The markedly different characteristics analysis is applied only to the nature-based product limitations in the claim. The guidance explains that a process claim is not subject to this particular analysis for nature-based products used in the process, except in the limited situation where a process claim is drafted in such a way that there is no difference in substance from a product claim (e.g., “a method of providing an apple”).
An examiner may streamline the eligibility analysis of a claim that may or may not recite a judicial exception but, when viewed as a whole, clearly does not seek to tie up any judicial exception such that others cannot practice it. The interim guidance provides several representative examples:
-
A claim directed to a complex manufactured industrial product or process that recites meaningful limitations along with a judicial exception may sufficiently limit its practical application so that a full eligibility analysis is not needed.
-
A claim that recites a nature-based product, but clearly does not attempt to tie it up, does not require a markedly different characteristics analysis to identify a “product of nature” exception.
-
A claim directed to an artificial hip prosthesis coated with a naturally occurring mineral is not an attempt to tie up the mineral.
-
Claimed products that merely include ancillary nature-based components, such as a claim directed to a cellphone with an electrical contact made of gold or a plastic chair with wood trim, would not require analysis of the nature-based component to identify a “product of nature” exception because such claims do not attempt to improperly tie up the nature-based product.
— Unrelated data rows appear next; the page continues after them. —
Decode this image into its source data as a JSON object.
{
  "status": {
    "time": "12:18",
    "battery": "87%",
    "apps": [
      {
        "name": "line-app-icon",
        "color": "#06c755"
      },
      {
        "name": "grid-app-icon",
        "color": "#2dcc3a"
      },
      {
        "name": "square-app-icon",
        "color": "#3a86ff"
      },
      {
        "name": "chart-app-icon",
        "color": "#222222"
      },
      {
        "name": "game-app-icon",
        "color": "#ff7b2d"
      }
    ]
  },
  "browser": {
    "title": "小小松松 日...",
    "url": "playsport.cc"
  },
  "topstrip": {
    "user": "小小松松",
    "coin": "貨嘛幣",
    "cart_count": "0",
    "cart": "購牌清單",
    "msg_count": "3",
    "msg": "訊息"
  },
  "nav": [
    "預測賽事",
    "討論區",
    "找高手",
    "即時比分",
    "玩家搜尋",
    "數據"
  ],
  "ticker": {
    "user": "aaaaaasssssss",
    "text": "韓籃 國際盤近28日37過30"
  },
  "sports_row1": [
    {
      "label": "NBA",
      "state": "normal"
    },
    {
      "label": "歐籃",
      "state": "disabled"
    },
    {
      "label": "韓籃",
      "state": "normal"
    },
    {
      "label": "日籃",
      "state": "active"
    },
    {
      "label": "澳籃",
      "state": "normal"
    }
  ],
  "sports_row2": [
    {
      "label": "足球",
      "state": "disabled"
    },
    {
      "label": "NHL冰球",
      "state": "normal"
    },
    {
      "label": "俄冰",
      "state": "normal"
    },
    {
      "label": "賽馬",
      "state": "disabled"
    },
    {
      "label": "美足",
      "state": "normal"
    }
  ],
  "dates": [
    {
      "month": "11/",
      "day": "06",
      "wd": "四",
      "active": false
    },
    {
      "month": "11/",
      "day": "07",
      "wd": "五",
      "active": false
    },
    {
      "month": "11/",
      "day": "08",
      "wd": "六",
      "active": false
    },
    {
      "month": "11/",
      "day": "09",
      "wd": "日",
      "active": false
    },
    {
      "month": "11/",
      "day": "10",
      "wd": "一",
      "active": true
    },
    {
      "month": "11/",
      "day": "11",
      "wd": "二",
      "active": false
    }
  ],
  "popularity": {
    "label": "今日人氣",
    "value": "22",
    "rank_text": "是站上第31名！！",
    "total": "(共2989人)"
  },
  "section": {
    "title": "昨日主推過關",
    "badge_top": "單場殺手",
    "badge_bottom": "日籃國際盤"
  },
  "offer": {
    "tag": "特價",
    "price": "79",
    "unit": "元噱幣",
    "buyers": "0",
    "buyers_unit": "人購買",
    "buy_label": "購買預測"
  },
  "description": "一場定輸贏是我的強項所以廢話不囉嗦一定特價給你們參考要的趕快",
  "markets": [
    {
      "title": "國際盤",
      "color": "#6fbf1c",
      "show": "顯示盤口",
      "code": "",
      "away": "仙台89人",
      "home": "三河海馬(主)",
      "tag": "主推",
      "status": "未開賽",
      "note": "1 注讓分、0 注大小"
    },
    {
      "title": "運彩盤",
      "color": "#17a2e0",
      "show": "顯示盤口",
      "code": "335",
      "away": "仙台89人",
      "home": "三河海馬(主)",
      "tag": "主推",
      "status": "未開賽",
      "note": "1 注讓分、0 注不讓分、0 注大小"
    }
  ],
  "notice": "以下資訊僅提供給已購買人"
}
To accompany the interim guidelines, the USPTO has published several examples of analysis for nature-based products. The examples find claims eligible that were said to be ineligible in earlier guidance, including product and process claims directed to gunpowder and pomelo juice. There are several additional examples of both eligible and ineligible subject matter relating to pharmaceutical compositions, methods of treatment, purified proteins, genetically modified bacteria, bacteria mixtures, nucleic acids, antibodies, cells, and foods.
The interim guidance does not add any clarity for claims directed to diagnostic methods and only addresses in its examples the claims at issue in Mayo Collaborative Services v. Prometheus Laboratories, Inc., decided by the U.S. Supreme Court in 2012. Innovative diagnostic companies received a further set-back in the wake of the interim guidance release with the Federal Circuit decision in In re: BRCA1- and BRCA2-Based Hereditary Cancer Test Patent Litigation (also known as Myriad v. Ambry). The court held multiple Myriad primer and detection method claims invalid for lack of subject-matter eligibility under 35 U.S.C. § 101 because of their breadth. The court noted that the claims were not limited to specific mutations or purposes and thereby monopolized the basic building blocks of scientific research.